Firstly, the scammer creates a fake profile of a ‘charming women’, before dropping a ‘Super Like’ on their victim’s profile.
Then, once contact has been made, the scammer will start up a conversation with the victim, explaining how she is financially independent, and makes money ‘easily.’
She then tells you that she made her money by investing and that she can help you do the same, sending you a link to a fake website where it seems you can buy cryptocurrencies.
Worryingly, if you put in your credit card details, you’ll actually be putting money directly into the scammer’s pocket.
The FSMA said: “Once you have paid, you will have no hope of getting your money back. As soon as you begin wondering about the veracity of that offer, your chat partner will disappear and will not answer your messages anymore.”
Unfortunately, as the saying goes, if it sounds too good to be true, it probably is.

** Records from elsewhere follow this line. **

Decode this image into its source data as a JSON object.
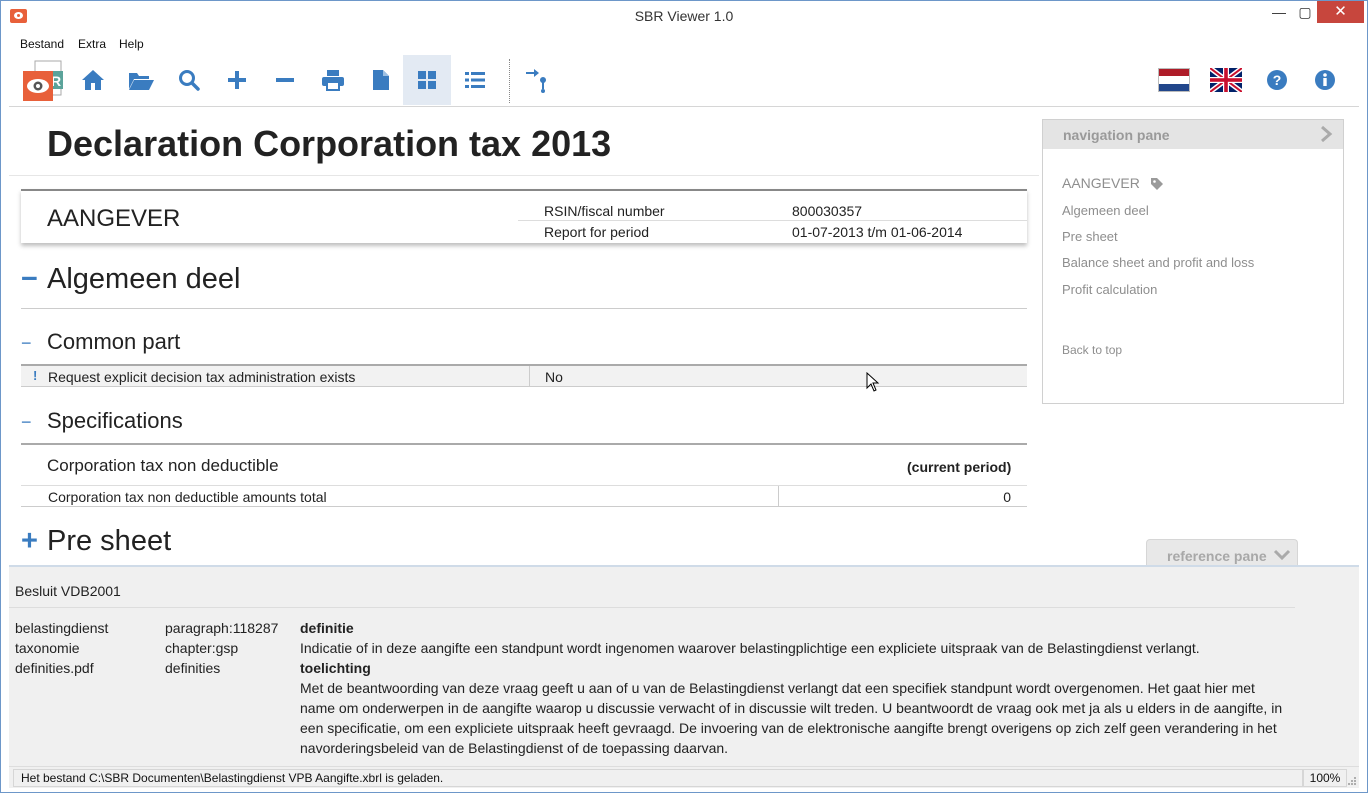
{
  "window": {
    "title": "SBR Viewer 1.0",
    "min_glyph": "—",
    "max_glyph": "▢",
    "close_glyph": "✕"
  },
  "menu": {
    "items": [
      "Bestand",
      "Extra",
      "Help"
    ]
  },
  "toolbar": {
    "buttons": [
      "home-icon",
      "open-folder-icon",
      "search-icon",
      "zoom-in-icon",
      "zoom-out-icon",
      "print-icon",
      "document-icon",
      "grid-view-icon",
      "list-view-icon",
      "navigate-pin-icon"
    ],
    "active": "grid-view-icon",
    "right_buttons": [
      "flag-nl-icon",
      "flag-uk-icon",
      "help-icon",
      "info-icon"
    ],
    "accent": "#3a7cc0"
  },
  "document": {
    "title": "Declaration Corporation tax 2013",
    "aangever": {
      "label": "AANGEVER",
      "rows": [
        {
          "key": "RSIN/fiscal number",
          "value": "800030357"
        },
        {
          "key": "Report for period",
          "value": "01-07-2013 t/m 01-06-2014"
        }
      ]
    },
    "sections": {
      "algemeen": {
        "sign": "−",
        "title": "Algemeen deel"
      },
      "common": {
        "sign": "−",
        "title": "Common part",
        "fact": {
          "mark": "!",
          "label": "Request explicit decision tax administration exists",
          "value": "No"
        }
      },
      "specifications": {
        "sign": "−",
        "title": "Specifications",
        "heading": "Corporation tax non deductible",
        "column": "(current period)",
        "row": {
          "label": "Corporation tax non deductible amounts total",
          "value": "0"
        }
      },
      "presheet": {
        "sign": "+",
        "title": "Pre sheet"
      }
    }
  },
  "navigation_pane": {
    "title": "navigation pane",
    "top_item": "AANGEVER",
    "items": [
      "Algemeen deel",
      "Pre sheet",
      "Balance sheet and profit and loss",
      "Profit calculation"
    ],
    "back": "Back to top"
  },
  "reference_pane": {
    "tab_label": "reference pane",
    "title": "Besluit VDB2001",
    "col1": [
      "belastingdienst",
      "taxonomie",
      "definities.pdf"
    ],
    "col2": [
      "paragraph:118287",
      "chapter:gsp",
      "definities"
    ],
    "definitie_term": "definitie",
    "definitie_text": "Indicatie of in deze aangifte een standpunt wordt ingenomen waarover belastingplichtige een expliciete uitspraak van de Belastingdienst verlangt.",
    "toelichting_term": "toelichting",
    "toelichting_text": "Met de beantwoording van deze vraag geeft u aan of u van de Belastingdienst verlangt dat een specifiek standpunt wordt overgenomen. Het gaat hier met name om onderwerpen in de aangifte waarop u discussie verwacht of in discussie wilt treden. U beantwoordt de vraag ook met ja als u elders in de aangifte, in een specificatie, om een expliciete uitspraak heeft gevraagd. De invoering van de elektronische aangifte brengt overigens op zich zelf geen verandering in het navorderingsbeleid van de Belastingdienst of de toepassing daarvan."
  },
  "statusbar": {
    "message": "Het bestand C:\\SBR Documenten\\Belastingdienst VPB Aangifte.xbrl is geladen.",
    "zoom": "100%"
  }
}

Speaking to The Mirror, Jake Moore, Cyber Security Specialist at ESET, advised: “Many of us are acutely aware of how a scam works when someone sends a phishing email and therefore, reply rates can be extremely low due to the awareness.
“However, when the scammer uses an app we are familiar with, alongside a possible lure such as a super like, much of the standard awareness advice falls to the wayside.
“It is vital to do research on anyone you come in contact with on the internet before you start up a conversation to add validation. Many fraudsters are using well known apps these days hiding in plain site.
“You must never part with any cash to someone you haven’t met and try to remain impartial when they are using the terminology and compliments you would hope to expect.”